И я чистосердечно пообещал провести по меньшей мере два рейса. Вот в таких обстоятельствах я и заступил на вахту, которой суждено было стать последней. Однако выйти в море на этом судне мне так и не довелось. Возможно, то была запечатленная на моем челе судьба, и, судя по всему, именно она препятствовала мне во всех моих морских скитаниях хоть раз пересечь Западный океан – если использовать эти слова в том особом смысле, который вкладывают в них моряки, рассуждая о торговых делах Западного океана, почтовых линиях
Нужно сказать, что не прошло и трех недель, как мы все-таки сдвинулись с места. Когда мы прибыли в Руан, нас с большими почестями встретили почти в самом центре города. На каждом углу красовался плакат цветов французского флага, возвещавший основание нашей компании, а местный буржуа с женой и всем семейством повадился ходить к нам на воскресные экскурсии. Нарядившись в свой лучший китель, я встречал гостей на палубе, готовый к расспросам, как какой-нибудь гид из туристического агентства Кука, а наши старшины собирали урожай мелочи за индивидуальные туры. То было время совершенного, ничем не прерываемого безделья. Все, вплоть до мельчайших деталей, было готово для выхода судна в море, мороз не отступал, и дни были коротки, поэтому мы маялись бездельем. Делать было решительно нечего, и всякий раз вспоминая о жаловании, которое нам начисляли все это время, мы краснели от стыда. Юный Коул был удручен не меньше других: «Если весь день баклуши бить, так и вечером никакого веселья не будет», – говорил он. Даже банджо потеряло свое очарование, так как ничто, кроме завтрака, обеда и ужина, не прерывало его бренчания. Добряк Парамор – а он действительно оказался превосходным товарищем – пребывал в унынии, насколько позволяла его жизнелюбивая натура, пока в один из безотрадных дней я шутки ради не предложил ему использовать энергию бездействующей команды следующим образом: втащить обе якорные цепи на палубу и поменять концы местами.

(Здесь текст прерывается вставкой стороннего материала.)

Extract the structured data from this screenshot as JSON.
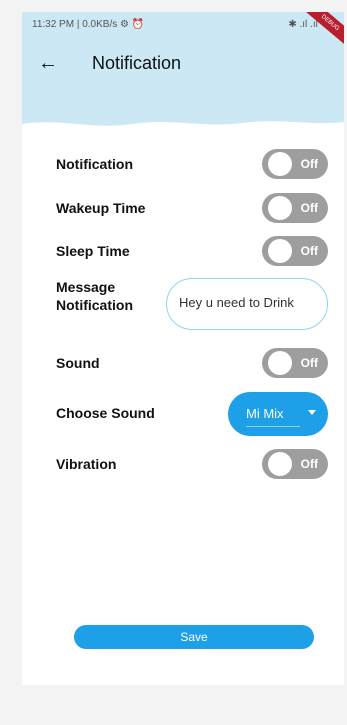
{
  "status_bar": {
    "time_text": "11:32 PM | 0.0KB/s ⚙ ⏰",
    "icons_text": "✱ .ıl .ıl ⌔"
  },
  "debug_ribbon": "DEBUG",
  "header": {
    "back_icon": "arrow-left-icon",
    "title": "Notification"
  },
  "settings": {
    "notification": {
      "label": "Notification",
      "toggle": "Off"
    },
    "wakeup_time": {
      "label": "Wakeup Time",
      "toggle": "Off"
    },
    "sleep_time": {
      "label": "Sleep Time",
      "toggle": "Off"
    },
    "message_notification": {
      "label_line1": "Message",
      "label_line2": "Notification",
      "value": "Hey u need to Drink"
    },
    "sound": {
      "label": "Sound",
      "toggle": "Off"
    },
    "choose_sound": {
      "label": "Choose Sound",
      "value": "Mi Mix"
    },
    "vibration": {
      "label": "Vibration",
      "toggle": "Off"
    }
  },
  "save_label": "Save",
  "colors": {
    "accent": "#1ea0e8",
    "header_bg": "#cbe8f4",
    "toggle_off": "#9e9e9e"
  }
}
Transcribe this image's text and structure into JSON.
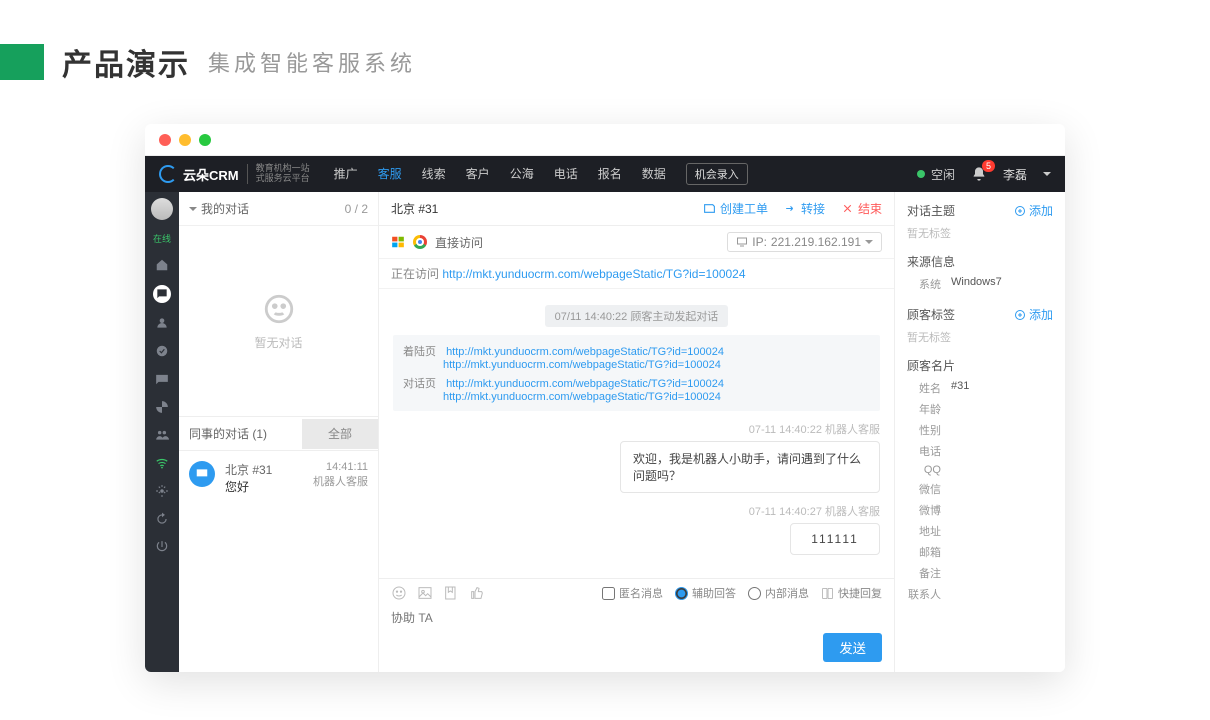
{
  "slide": {
    "title": "产品演示",
    "subtitle": "集成智能客服系统"
  },
  "logo": {
    "brand": "云朵CRM",
    "sub1": "教育机构一站",
    "sub2": "式服务云平台"
  },
  "nav": {
    "items": [
      "推广",
      "客服",
      "线索",
      "客户",
      "公海",
      "电话",
      "报名",
      "数据"
    ],
    "activeIndex": 1,
    "record": "机会录入"
  },
  "status": {
    "idle": "空闲",
    "badge": "5",
    "user": "李磊"
  },
  "rail": {
    "online": "在线"
  },
  "convoList": {
    "myHeader": "我的对话",
    "myCount": "0 / 2",
    "empty": "暂无对话",
    "colleagueHeader": "同事的对话  (1)",
    "allBtn": "全部",
    "item": {
      "title": "北京  #31",
      "preview": "您好",
      "time": "14:41:11",
      "agent": "机器人客服"
    }
  },
  "chat": {
    "title": "北京 #31",
    "actions": {
      "create": "创建工单",
      "transfer": "转接",
      "end": "结束"
    },
    "direct": "直接访问",
    "ipLabel": "IP:",
    "ip": "221.219.162.191",
    "visiting": "正在访问",
    "visitUrl": "http://mkt.yunduocrm.com/webpageStatic/TG?id=100024",
    "sysPill": "07/11 14:40:22  顾客主动发起对话",
    "landingLabel": "着陆页",
    "dialogLabel": "对话页",
    "url": "http://mkt.yunduocrm.com/webpageStatic/TG?id=100024",
    "meta1": "07-11 14:40:22  机器人客服",
    "bubble1": "欢迎，我是机器人小助手，请问遇到了什么问题吗？",
    "meta2": "07-11 14:40:27  机器人客服",
    "bubble2": "111111",
    "opts": {
      "anon": "匿名消息",
      "assist": "辅助回答",
      "internal": "内部消息",
      "quick": "快捷回复"
    },
    "placeholder": "协助 TA",
    "send": "发送"
  },
  "side": {
    "topic": "对话主题",
    "add": "添加",
    "noTag": "暂无标签",
    "source": "来源信息",
    "sysLabel": "系统",
    "sysVal": "Windows7",
    "custTag": "顾客标签",
    "card": "顾客名片",
    "fields": {
      "name": "姓名",
      "nameVal": "#31",
      "age": "年龄",
      "gender": "性别",
      "phone": "电话",
      "qq": "QQ",
      "wechat": "微信",
      "weibo": "微博",
      "addr": "地址",
      "email": "邮箱",
      "note": "备注",
      "contact": "联系人"
    }
  }
}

«Великолепная идея! – Мистер Парамор на мгновение просиял, но лицо его тотчас омрачилось. – Пожалуй… Но вряд ли мы сможем растянуть эту работу дольше чем на три дня», – пробормотал он с досадой. Не знаю, как долго он рассчитывал проторчать пришвартованным на задворках Руана, но, следуя моему мефистофельскому совету, якоря подняли, цепи поменяли концами, бросили снова и полностью забыли об их существовании до того дня, когда французский лоцман поднялся на борт, чтобы сопроводить наше по-прежнему порожнее судно на рейд у Гавра. Казалось бы, вынужденное безделье должно было помочь мне продвинуться в описании судьбы Олмейера и его дочери, но, увы, этого не произошло. Сосед-банджоист своим вмешательством, о котором я уже рассказывал, словно наложил на героев моего романа злое заклятие, на долгие недели прочно приковав их к тому судьбоносному закату. С этой книгой вечно что-то было так: этот самый короткий из романов, которые мне суждено было написать, я начал в 1889-м и окончил лишь в 1894-м. Между первой фразой, произнесенной резким голосом жены, призывающей Олмейера к обеду, и мысленным обращением его врага Абдуллы к Аллаху – «Всемилостивому, Всемилосердному», которым книга заканчивается, мне предстояло сделать еще несколько долгих морских переходов, совершить вояж (говоря высоким стилем, как того требует повод) по (некоторым) местам моего детства и воплотить ту беспечную романтическую фантазию, которой я забавлялся еще мальчишкой.
В 1868 году, когда мне было лет девять, я разглядывал карту Африки того времени и, указав пальцем на белое пятно, которыми в ту пору обозначали неизведанные части континента, сказал себе с абсолютной уверенностью и восхитительным безрассудством, столь не свойственными мне сейчас: «Когда я вырасту, я там обязательно побываю».
Разумеется, больше я об этом не вспоминал, пока примерно через четверть века мне не представилась такая возможность – как будто со зрелостью пришла и расплата за слишком смелые детские мечты. Да. Я и вправду там побывал: а именно в районе водопадов Стэнли. В 1868-м это было самое белое из всех белых пятен на запечатленной поверхности Земли. И рукопись «Причуды Олмейера», которую я всюду возил за собой, будто талисман или сокровище, тоже там побывала.